An article by Mike Pickering, reproduced with kind permission.
It was our first sight of Yatton Keynell – and it didn’t look very promising.
My wife, Sue, had found the village on the map. We were moving from London and she had seen a picture in an estate agent’s window of new houses being built in the centre of the village. We decided to investigate.
Driving from Chippenham the first thing that caught our eyes as we entered the village was a cluster of the ugliest buildings imaginable sitting in the middle of what seemed to be a somewhat neglected field. Built of wartime utility brick, the buildings appeared to serve no practical purpose. They were huge, windowless, solid and functional in appearance, but what possible function could they serve, we wondered?
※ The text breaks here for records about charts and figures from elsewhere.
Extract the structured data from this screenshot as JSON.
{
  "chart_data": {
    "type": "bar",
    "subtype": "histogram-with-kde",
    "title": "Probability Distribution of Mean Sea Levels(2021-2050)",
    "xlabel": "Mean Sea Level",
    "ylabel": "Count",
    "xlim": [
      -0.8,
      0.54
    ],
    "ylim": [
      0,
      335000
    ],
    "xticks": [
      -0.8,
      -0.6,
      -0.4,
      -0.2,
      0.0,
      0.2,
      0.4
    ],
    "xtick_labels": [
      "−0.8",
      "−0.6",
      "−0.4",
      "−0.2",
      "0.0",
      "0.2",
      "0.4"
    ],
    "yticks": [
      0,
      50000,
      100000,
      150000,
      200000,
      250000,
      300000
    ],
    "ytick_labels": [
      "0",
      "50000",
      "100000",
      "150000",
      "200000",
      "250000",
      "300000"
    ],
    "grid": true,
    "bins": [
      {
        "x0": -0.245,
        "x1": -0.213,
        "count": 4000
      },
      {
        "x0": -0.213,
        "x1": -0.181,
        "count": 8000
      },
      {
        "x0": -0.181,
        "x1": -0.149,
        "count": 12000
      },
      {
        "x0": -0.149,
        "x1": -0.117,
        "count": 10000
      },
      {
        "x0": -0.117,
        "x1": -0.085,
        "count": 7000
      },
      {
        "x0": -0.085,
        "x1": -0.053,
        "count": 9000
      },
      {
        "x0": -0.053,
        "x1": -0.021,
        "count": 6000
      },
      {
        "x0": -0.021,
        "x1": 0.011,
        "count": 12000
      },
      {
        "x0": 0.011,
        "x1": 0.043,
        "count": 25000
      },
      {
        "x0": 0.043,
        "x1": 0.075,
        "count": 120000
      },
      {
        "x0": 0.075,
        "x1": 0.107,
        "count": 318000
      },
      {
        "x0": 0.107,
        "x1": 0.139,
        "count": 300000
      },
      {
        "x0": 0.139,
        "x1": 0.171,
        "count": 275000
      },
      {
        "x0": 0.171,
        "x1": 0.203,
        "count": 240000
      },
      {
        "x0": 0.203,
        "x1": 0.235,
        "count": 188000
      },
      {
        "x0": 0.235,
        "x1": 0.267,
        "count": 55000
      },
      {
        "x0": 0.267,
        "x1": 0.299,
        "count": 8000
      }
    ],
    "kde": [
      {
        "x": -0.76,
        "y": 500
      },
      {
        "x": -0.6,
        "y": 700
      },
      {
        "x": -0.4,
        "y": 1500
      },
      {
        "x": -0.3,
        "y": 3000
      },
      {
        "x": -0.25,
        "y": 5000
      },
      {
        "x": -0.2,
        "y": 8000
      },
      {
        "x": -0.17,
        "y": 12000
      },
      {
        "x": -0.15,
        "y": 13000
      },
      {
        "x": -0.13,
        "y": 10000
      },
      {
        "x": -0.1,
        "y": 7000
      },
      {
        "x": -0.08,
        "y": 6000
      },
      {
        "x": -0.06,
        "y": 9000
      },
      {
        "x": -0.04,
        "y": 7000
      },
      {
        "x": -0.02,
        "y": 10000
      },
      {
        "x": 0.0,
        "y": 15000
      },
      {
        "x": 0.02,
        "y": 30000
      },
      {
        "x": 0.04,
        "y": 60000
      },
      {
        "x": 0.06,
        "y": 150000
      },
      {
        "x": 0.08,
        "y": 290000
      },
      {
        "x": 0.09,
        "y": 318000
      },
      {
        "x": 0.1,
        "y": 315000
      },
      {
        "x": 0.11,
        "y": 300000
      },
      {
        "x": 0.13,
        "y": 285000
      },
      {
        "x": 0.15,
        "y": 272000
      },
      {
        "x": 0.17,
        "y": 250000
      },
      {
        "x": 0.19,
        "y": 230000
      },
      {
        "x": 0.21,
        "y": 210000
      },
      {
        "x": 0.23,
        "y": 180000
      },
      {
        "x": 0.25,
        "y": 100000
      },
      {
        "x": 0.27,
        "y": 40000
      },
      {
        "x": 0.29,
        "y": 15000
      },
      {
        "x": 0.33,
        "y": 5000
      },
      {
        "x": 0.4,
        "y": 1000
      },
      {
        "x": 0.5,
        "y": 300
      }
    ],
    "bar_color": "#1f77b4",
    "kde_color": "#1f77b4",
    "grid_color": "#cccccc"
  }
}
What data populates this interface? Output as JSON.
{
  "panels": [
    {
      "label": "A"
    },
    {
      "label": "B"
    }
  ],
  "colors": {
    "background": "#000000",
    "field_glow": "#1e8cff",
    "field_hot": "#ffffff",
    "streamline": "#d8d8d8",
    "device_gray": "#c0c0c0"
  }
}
The year was 1983. Six years earlier the village had persuaded the Ministry of Defence to return the land it had compulsorily purchased during the war to Yatton Keynell ownership. And with the land came the buildings – block houses – Sue and I soon learned – protecting pumping station machinery from blast damage should any German bombs fall close by.
And so we learned the story of the oil pipeline running through the village and down to the south coast to fuel the invasion ships and vehicles assembling for D-Day. The oil pipeline remains in use, it’s line marked by white posts situated in hedges and at roadsides, but the block houses are long gone, thanks to much effort by villagers.
They have been replaced over the last 35 years by the village hall, the school and the play area landscaped by a tree planting programme that continues today, with the dedication of a Diamond Jubilee Tree by Barbara Hughes.
Together they provide Yatton Keynell with village facilities to be proud of.
A Jubilee Field named for the Queen’s Silver Jubilee in 1977 and thriving today, 35 years of effort later as the village celebrates the Queen’s Diamond Jubilee.